Auch bei der bisherigen niedersächsischen Verordnung fehlt -so das LG in seinem gestrigen Urteil- die notwendige Begründung; aus der daher unwirksamen Regelung können die klagende Mieterin daher auch keine Ansprüche geltend machen.
Zwar ist diese Entscheidung in dem Hannoveraner Fall nicht für andere Gerichte in Niedersachsen bindend. Wwegen der in ihr zugrunde liegenden Entscheidung des BGH gehen Juristen aber davon aus, dass auch bei anderen Klagen niemand Ansprüche aufgrund der Verordnung geltend machen kann. Kurzum: Die bisherige Mieterschutzverordnung ist bloß ein Papiertiger. Oder, um einen großen Europäer zu zitieren, sie ist „viel Lärm um Nichts„. Sie ist Murks.
Wie geht es jetzt weiter? Das (jetzt zuständige) Ministerium für Umwelt, Energie, Bauen und Klimaschutz in Hannover „arbeitet bereits“ an einer neuen Verordnung, zu deren Entwurf derzeit die betroffenen Kommunen und Verbände angehört werden. „Voraussichtlich im Spätherbst“ soll sie verabschiedet werden, schreiben die Medien.

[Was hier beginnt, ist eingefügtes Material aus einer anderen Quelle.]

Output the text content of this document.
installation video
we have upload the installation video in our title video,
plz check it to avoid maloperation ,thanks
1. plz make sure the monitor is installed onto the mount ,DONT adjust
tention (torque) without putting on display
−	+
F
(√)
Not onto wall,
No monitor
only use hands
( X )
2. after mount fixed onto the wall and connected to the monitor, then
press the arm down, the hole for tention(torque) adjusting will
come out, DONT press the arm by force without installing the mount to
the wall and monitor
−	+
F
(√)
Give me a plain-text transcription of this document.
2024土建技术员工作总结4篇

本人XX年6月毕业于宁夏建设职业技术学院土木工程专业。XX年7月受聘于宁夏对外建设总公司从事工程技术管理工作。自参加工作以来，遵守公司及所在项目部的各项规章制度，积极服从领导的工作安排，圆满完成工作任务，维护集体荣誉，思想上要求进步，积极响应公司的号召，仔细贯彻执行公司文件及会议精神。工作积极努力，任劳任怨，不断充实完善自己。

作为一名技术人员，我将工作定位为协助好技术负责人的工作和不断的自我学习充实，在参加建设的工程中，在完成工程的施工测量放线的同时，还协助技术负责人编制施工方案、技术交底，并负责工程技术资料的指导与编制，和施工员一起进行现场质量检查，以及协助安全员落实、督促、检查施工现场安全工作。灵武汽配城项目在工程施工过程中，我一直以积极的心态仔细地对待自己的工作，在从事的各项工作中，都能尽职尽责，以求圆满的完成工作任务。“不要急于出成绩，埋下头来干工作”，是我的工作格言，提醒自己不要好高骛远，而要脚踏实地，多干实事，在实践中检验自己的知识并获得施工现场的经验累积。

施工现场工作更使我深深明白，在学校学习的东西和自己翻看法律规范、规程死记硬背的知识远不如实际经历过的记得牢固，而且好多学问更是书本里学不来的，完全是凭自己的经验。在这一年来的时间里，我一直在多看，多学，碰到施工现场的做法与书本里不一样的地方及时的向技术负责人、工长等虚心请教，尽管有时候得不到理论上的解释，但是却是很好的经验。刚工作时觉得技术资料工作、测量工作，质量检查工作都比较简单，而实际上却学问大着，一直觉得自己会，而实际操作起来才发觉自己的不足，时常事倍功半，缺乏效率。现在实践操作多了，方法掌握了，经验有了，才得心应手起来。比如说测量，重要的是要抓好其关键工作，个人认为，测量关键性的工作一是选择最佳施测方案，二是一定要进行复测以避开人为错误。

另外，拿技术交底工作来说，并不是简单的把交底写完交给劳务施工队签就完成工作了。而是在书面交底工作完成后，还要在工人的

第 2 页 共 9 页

Aus dem Schutz der neuen Fassung der Verordnung sollen dann die Städte Buchholz, Buxtehude, Leer, Vechta und Wolfsburg herausfallen. Wegen zahlreicher Neubauten in den letzten Jahren seien dort „die Mieten nicht mehr stärker als im Landesdurchschnitt gestiegen“. Neu hinzu kommen sollen die Kommunen Gifhorn und Laatzen.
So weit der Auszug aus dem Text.